Friday, Jul. 18, 1969
Something There Is, Etc.
HADRIAN'S WALL by David Divine. 244 pages. Gambit. $8.95.
It is a relic, really, of a classic blunder. Perdomita Britannia et statim omissa, noted Tacitus scornfully--"Britain was conquered and then thrown away." He blamed the Emperor Domitian, who in A.D. 84 suddenly ordered his brilliant field commander Agricola to return to Rome just when a wholly Roman Britain seemed within grasp of the legions. Thereafter, year by year, the troops that had pressed nearly to the top of Scotland fell back under guerrilla attacks from the Britons. At last, in A.D. 119, Rome decided to stem the retreat and make the best of things by building a wall.
Today, from Solway Firth to the North Sea, through places with amiable country names like Milking Gap, Castle Nick, Twice Brewed, Bogle Hole and Lodhams Slack, the overgrown and tumbled remains of the wall still snake across the neck of Britain. For generations, antiquaries have poked at it and puzzled over it as antiquaries will, especially if they are British. The latest is David Divine, a military correspondent for the London Sunday Times, who prefers strategy to stones. He has wrung from the grassy ruins evidence to show how Domitian's mistake, and the very existence of the wall, prefigured the eventual doom of Roman Britain.
On the Line. That the doom was a long time coming--more than 250 years--may be credited in part to the tactical genius of another, greater emperor. Hadrian had been ruling barely five years when, in A.D. 122, a frontier tour brought him to the site of the wall. He evolved (personally, according to Divine) a radical new defense plan that helped in part to lend his name to the wall. Previously, Roman soldiers had been stationed in fortlets behind the barrier; from these they were ready to be rushed to threatened segments whenever an attack was mounted. Hadrian added cavalry, giving his forces far more flexibility and speed, and enabling them to meet any attack before it could gather full momentum.
With only three exceptions, Hadrian's plan worked perfectly. Like U.S. forces on search-and-destroy missions in Viet Nam, Roman cavalry patrols regularly harried the forested valleys and bare fells rising to the Scottish border. Caledones creeping through the furze or wheeling down on the moors in small war chariots soon learned the bloody lesson that the sector in front of the wall was as Roman as anything behind it. So manned, however, the wall was expensive. Divine estimates that no fewer than 35,000 troops, 63% of the entire garrison force of Roman Britain, were tied up along it.
Often bored, the troops were fair game for anyone with political ambitions. In A.D. 196 and again in A.D. 296, the legions left their posts to follow imperial pretenders. Each time the barbarians immediately swept south across the unmanned wall and ravaged towns and villas. Decaying loyalties were also responsible for the third--and last--debacle. Agents called the Arcani, or secret ones (whom Divine identifies as "part of the Roman CIA"), apparently took bribes, conspiring with enemy tribesmen who were forming a broad anti-Roman alliance in Britain.
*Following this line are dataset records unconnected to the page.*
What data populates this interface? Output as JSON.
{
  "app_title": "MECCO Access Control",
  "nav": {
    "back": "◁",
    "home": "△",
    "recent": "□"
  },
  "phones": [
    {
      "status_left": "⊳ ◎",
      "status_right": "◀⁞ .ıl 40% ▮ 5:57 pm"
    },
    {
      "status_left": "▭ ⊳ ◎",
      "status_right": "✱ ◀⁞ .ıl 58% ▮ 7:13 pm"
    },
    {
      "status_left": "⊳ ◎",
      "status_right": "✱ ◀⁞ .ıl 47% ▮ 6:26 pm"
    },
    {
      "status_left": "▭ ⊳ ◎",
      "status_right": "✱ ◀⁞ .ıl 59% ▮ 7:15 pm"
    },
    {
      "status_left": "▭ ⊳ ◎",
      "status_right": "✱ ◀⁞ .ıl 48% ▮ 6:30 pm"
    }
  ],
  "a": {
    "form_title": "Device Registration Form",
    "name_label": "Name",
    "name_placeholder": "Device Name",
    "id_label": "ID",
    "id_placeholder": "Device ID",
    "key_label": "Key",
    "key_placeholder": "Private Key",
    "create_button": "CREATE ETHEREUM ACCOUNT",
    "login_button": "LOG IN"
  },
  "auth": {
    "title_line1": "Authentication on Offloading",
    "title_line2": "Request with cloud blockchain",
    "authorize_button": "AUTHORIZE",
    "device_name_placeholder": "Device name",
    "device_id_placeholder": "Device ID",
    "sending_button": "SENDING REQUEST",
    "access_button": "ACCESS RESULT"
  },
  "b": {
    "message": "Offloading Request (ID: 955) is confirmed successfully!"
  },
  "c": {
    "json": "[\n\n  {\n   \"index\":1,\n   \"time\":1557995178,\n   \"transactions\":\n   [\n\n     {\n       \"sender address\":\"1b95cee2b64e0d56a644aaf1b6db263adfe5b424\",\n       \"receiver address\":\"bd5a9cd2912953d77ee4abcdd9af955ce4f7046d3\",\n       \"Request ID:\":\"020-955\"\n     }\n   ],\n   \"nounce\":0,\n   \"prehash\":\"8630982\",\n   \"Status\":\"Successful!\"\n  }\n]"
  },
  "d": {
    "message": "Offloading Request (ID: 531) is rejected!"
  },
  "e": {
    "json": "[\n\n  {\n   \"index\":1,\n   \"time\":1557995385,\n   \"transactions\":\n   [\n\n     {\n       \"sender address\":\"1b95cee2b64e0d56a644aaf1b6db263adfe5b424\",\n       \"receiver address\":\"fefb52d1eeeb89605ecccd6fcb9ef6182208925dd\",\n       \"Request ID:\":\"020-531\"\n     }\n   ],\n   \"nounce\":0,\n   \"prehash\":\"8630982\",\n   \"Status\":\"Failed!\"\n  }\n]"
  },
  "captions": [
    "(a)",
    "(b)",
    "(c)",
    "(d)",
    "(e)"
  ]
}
In A.D. 367, the wall fell by assault. This time the legions did not return. Within a few decades, they had left Britain altogether.
Fixed Folly. Divine argues that Rome's British venture was ultimately a failure because it made no money for the imperial exchequer, and it had no other purpose. It could barely pay for its own security--that is, for the wall. Hadrian's wall was not bad as a makeshift defense, but total conquest and no wall at all would have been better.
Though not a guidebook, Hadrian's Wall is a fine companion for any traveler contemplating a stroll around Castle Nick or Bogle Hole--or a stay-at-home who likes to ponder the philosophical folly of fixed defense in a politically volatile landscape. Its scattering of color photographs are mossily evocative. If the author would rather convince than charm (his prose style seems to have been honed in writing battlefield dispatches), he nevertheless has done more to bring a wall to life than anyone since Pyramus and Thisbe.